Liz Cambage finished with 16 points, nine rebounds and seven assists on Tuesday, the latter being the most pleasing for Aces head coach and president of basketball operations Bill Laimbeer, as A’ja Wilson shot just 1-of-7 in 13 minutes in the first three quarters.

“[Cambage] can really pass,” he said postgame. “I told her and I told the team about a week or 10 days ago, they don’t know who I’m talking about or what I am talking about but I said I want her to be our Wilt Chamberlain.

“I want a younger version of an old Wilt Chamberlain because Wilt dominated so much for all those years and single handily just beat on people and they double and triple teamed him and he still scored 50 or 100. But at the end of his career, he went to the Lakers and led the league in assists. He was a great team player and won a championship, which Wilt didn’t win doing it by himself.

“I think Liz at this point in her career wants to win. She’s an outstanding passer, we know she can score and rebound so we need everything that she’s got.”

The Aces have leaned on Cambage and Wilson as facilitators from the elbow or the top of the key. One action that has become a favorite uses a shooter to back screen for one while the other feeds the open player.

It’s a tough action to defend, something Sky guard Allie Quigley pointed to postgame.

“We gave them too many points in the paint,” she said. “It seemed like they were getting lay-ups at the end and we were missing jumpers. We had to many defensive miscues on back screens and plays that we knew they were going to run.”

Do you switch? That leaves a guard stuck on Wilson or Cambage inside without another big available to help out. Use the guard’s defender to jam up the action and that shooter will pop out for an open triple.

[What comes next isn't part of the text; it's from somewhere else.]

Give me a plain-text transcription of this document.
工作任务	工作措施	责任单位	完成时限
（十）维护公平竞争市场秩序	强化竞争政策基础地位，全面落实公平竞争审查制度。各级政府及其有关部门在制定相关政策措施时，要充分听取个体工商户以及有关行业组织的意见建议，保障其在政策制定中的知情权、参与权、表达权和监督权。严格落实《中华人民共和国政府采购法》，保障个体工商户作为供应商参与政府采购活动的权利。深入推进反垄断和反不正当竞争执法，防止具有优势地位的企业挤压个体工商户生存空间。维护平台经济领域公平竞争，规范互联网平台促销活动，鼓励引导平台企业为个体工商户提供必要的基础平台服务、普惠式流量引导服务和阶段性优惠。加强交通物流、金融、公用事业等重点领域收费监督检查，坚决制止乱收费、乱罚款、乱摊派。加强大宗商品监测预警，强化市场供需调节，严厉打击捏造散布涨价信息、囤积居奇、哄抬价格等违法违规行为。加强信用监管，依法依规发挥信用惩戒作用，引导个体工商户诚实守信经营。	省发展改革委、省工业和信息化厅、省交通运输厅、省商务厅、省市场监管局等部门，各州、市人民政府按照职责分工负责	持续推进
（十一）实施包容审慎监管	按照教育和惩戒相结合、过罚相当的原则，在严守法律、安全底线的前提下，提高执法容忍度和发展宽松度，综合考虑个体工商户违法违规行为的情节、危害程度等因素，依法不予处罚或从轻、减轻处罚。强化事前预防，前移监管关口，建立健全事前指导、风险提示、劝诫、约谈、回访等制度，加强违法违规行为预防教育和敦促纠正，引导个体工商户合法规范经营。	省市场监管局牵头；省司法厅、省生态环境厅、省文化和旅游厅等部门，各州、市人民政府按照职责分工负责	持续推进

After Wilson tied the game at 80 with 5:21 to play, misses began piling up—six missed jumpers and two turnovers across the next nine possessions, to be exact—for the Sky, broken up by one trip to the free throw line for Diamond DeShields.

“It’s about execution,” Sky head coach and general manager James Wade said. “It was more about the defense than offense. I think our ability to not execute defensively, not being able to put them in uncomfortable spots, affected on offense. It’s going to come down to executing in the last five minutes, setting screens, taking care of the ball, and not having defensive miscues. We weren’t good in those things.”

Wilson and Dearica Hamby scored twice apiece as the Aces closed on a 10-2 run. Cambage assisted two of those buckets and added a jumper of her own from the post.

Laimbeer played all three bigs together for the fourth time this season. The seven-plus minute fourth-quarter stretch was the longest they’ve played together. They did not log any time together in the first matchup with Washington, perhaps something to look for on Friday.

What exactly has clicked for the Aces, though, in the four wins since the Washington loss in Laimbeer’s eyes?

“Winning,” he quipped. “A combination of things. Somedays its defense, today was offense in the first half that kept us in the game. Last game against Indiana, it was a combination of both. We are learning we are coming together we are more confident in who we are. You saw passes thrown today by Liz or A’ja or somebody else—that is a sign of growth. We know each other better.

“They spanked us here last time and we are conscious of that,” he added. “So we’re going to prepare for them the next two days and throw the ball up and see what happens.”